RGPD, cyber et autres: points importants pour les médecins

FMH
Édition
2018/45
DOI:
https://doi.org/10.4414/bms.2018.17180
Bull Med Suisses. 2018;99(45):1566-1569

Affiliations
Juriste et conseillère à la protection des données de la FMH

Publié le 07.11.2018

Les médecins reçoivent chaque jour des informations extrêmement sensibles et intimes sur leurs patients. Ils assument donc une grande responsabilité en matière de protection et de sécurité des données. Appartenant à la catégorie «données sensibles», ces informations personnelles sont protégées par la loi fédérale sur la protection des données. Le règlement général sur la protection des données de l’Union européenne en vigueur depuis le 25 mai 2018 pose des exigences supplémentaires qui peuvent concerner les médecins. En voici l’essentiel.

RGPD: de quoi s’agit-il?

Par son nouveau règlement général sur la protection des données (RGPD), l’Union européenne s’est dotée d’un ensemble complet de dispositions visant la protection des données à caractère personnel. Les principaux éléments déclencheurs ont été, d’une part, la mise en réseau rapide et la numérisation progressive de toutes les sphères de la vie et, d’autre part, les différences dans le niveau de protection d’un Etat à l’autre de l’UE, qui faussent la concurrence. Aujourd’hui, de grandes quantités de données personnelles sont recueillies, associées et traitées pour fournir de nouvelles informations. Pour des personnes physiques comme les médecins et les patients, il devient de plus en plus difficile de savoir quelles données sont enregistrées à quel endroit, qui peut y accéder et comment elles sont traitées. Cela entraîne une réduction de l’auto­détermination de ces personnes en matière d’information, c’est-à-dire de leur liberté de décider si et comment les données les concernant peuvent être utilisées. En outre, elles ne sont plus vraiment en mesure de faire valoir leurs droits légaux en raison du manque de transparence dans la gestion de leurs données personnelles (p. ex. le droit d’accéder aux données ou de prendre part aux décisions, lorsque celles-ci sont prises par des logiciels). Il faut leur redonner la possibilité de mieux contrôler les données les concernant. C’est pourquoi la législation sur la protection des données a fait l’objet d’une révision globale au niveau européen, y compris en Suisse. La «directive Schengen» et la «Convention du Conseil de l’Europe 108» ont déjà été ­remaniées. Ces deux accords internationaux étant contraignants pour la Suisse, celle-ci est obligée d’adapter sa propre loi sur la protection des données (LPD). Le contenu de ces accords s’aligne dans une large mesure sur le RGPD et il faudrait éviter que l’économie suisse fasse les frais de divergences entre les régle­mentations, si bien que la future loi fédérale s’inspirera du RGPD. Les entreprises suisses, qui appliquent déjà le RGPD, seront aussi prêtes pour la nouvelle LPD.

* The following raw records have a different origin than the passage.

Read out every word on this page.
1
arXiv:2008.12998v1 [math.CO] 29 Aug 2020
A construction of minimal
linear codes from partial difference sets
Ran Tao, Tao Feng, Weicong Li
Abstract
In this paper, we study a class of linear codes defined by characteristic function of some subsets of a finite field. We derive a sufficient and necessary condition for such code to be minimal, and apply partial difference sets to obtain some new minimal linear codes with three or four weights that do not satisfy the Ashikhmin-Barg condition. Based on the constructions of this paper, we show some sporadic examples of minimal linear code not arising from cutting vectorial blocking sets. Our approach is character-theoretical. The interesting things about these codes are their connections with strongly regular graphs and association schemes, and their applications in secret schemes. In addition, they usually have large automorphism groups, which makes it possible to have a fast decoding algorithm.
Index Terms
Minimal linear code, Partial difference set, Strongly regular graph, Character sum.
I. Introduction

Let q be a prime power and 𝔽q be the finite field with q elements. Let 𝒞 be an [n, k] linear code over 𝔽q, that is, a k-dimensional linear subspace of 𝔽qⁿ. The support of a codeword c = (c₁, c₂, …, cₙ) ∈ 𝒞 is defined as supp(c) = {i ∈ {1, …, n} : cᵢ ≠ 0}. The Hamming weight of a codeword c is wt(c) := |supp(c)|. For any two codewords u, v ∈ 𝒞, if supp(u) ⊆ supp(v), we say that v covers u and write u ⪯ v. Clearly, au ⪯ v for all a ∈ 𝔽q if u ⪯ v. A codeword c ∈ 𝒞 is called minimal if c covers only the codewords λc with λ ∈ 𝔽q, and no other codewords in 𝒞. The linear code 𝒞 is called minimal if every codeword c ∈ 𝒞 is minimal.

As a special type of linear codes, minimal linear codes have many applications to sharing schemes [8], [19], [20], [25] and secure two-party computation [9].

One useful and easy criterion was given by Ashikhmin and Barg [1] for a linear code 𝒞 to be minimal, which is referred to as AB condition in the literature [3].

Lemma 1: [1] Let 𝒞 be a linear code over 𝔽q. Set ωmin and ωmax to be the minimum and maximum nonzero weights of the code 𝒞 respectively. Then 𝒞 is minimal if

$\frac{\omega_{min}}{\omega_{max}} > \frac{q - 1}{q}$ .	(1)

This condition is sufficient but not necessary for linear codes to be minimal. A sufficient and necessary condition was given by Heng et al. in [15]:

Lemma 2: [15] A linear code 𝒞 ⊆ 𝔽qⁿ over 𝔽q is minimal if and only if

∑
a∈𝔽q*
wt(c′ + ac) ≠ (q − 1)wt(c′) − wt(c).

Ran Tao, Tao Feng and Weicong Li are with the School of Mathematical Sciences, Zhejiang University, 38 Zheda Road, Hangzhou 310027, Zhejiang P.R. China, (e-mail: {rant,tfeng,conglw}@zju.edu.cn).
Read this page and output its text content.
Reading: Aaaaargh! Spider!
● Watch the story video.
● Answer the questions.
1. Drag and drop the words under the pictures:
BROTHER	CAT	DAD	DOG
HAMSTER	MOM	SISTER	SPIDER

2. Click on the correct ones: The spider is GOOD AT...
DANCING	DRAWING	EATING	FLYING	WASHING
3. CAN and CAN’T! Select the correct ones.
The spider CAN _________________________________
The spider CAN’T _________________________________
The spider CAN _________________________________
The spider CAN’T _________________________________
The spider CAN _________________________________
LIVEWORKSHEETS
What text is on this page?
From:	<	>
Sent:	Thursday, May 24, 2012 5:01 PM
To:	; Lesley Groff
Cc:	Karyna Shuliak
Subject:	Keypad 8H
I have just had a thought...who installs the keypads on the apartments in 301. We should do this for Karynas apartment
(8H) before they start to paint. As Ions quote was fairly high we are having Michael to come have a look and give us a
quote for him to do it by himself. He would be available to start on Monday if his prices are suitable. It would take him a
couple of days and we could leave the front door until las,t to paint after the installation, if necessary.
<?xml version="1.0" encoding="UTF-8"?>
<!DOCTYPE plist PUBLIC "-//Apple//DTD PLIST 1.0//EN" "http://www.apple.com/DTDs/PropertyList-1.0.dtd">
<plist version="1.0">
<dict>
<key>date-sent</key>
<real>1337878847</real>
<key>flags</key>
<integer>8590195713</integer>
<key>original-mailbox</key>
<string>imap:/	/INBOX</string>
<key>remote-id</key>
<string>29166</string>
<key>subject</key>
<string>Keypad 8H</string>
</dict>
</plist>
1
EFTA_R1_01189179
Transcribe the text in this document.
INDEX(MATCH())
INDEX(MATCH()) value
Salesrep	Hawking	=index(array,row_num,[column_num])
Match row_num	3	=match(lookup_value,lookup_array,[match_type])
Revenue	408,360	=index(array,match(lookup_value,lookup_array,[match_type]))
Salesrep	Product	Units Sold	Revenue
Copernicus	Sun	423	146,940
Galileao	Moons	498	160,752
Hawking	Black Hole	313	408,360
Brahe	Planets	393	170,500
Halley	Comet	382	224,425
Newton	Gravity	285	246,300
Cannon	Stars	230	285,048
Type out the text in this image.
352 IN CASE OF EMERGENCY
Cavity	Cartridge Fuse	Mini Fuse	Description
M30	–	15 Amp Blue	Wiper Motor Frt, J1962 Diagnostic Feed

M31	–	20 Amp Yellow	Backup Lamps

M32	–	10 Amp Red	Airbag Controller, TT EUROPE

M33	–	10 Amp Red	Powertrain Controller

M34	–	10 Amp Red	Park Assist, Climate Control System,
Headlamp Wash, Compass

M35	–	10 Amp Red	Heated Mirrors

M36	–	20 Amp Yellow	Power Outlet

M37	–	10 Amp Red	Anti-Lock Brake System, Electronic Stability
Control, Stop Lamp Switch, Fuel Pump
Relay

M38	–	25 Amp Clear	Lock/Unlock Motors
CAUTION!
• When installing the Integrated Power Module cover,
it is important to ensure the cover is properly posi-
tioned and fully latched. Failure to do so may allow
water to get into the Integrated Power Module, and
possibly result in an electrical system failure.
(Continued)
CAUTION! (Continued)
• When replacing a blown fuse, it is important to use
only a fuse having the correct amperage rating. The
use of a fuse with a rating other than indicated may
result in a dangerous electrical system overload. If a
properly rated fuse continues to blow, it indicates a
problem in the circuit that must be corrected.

Droit européen pour les cabinets et ­hôpitaux de Suisse?

Le RGPD ne s’applique en principe qu’à l’UE (et aux membres de l’EEE depuis le 20 juillet 2018). Etant donné que la Suisse n’est ni membre de l’UE, ni membre de l’EEE, elle est considérée comme Etat tiers dans le cadre du RGPD. Cela signifie que les entreprises suisses restent soumises à la loi fédérale sur la protection des données. ­Cependant, le RGPD a prévu des cas dans lesquels le contact avec l’UE est si fort que l’application de ce règlement se justifie aussi pour les Etats tiers. Tel est notamment le cas lorsque des cabinets médicaux ou des ­hôpitaux adressent clairement leurs prestations à des patients établis dans l’UE. Il en va de même pour les ­cabinets ou les hôpitaux possédant un établissement sur le territoire de l’UE. Le RGPD est également applicable lorsque le comportement d’internautes établis dans l’UE est «surveillé», par exemple, via le site Internet d’un cabinet ou d’un hôpital. Cela peut notamment se faire à l’aide de cookies ou d’outils d’analyse tels que Google Analytics. Il faudra cependant tenir compte de la situation concrète du cabinet ou de l’hôpital.

Quels sont les changements apportés par la nouvelle législation?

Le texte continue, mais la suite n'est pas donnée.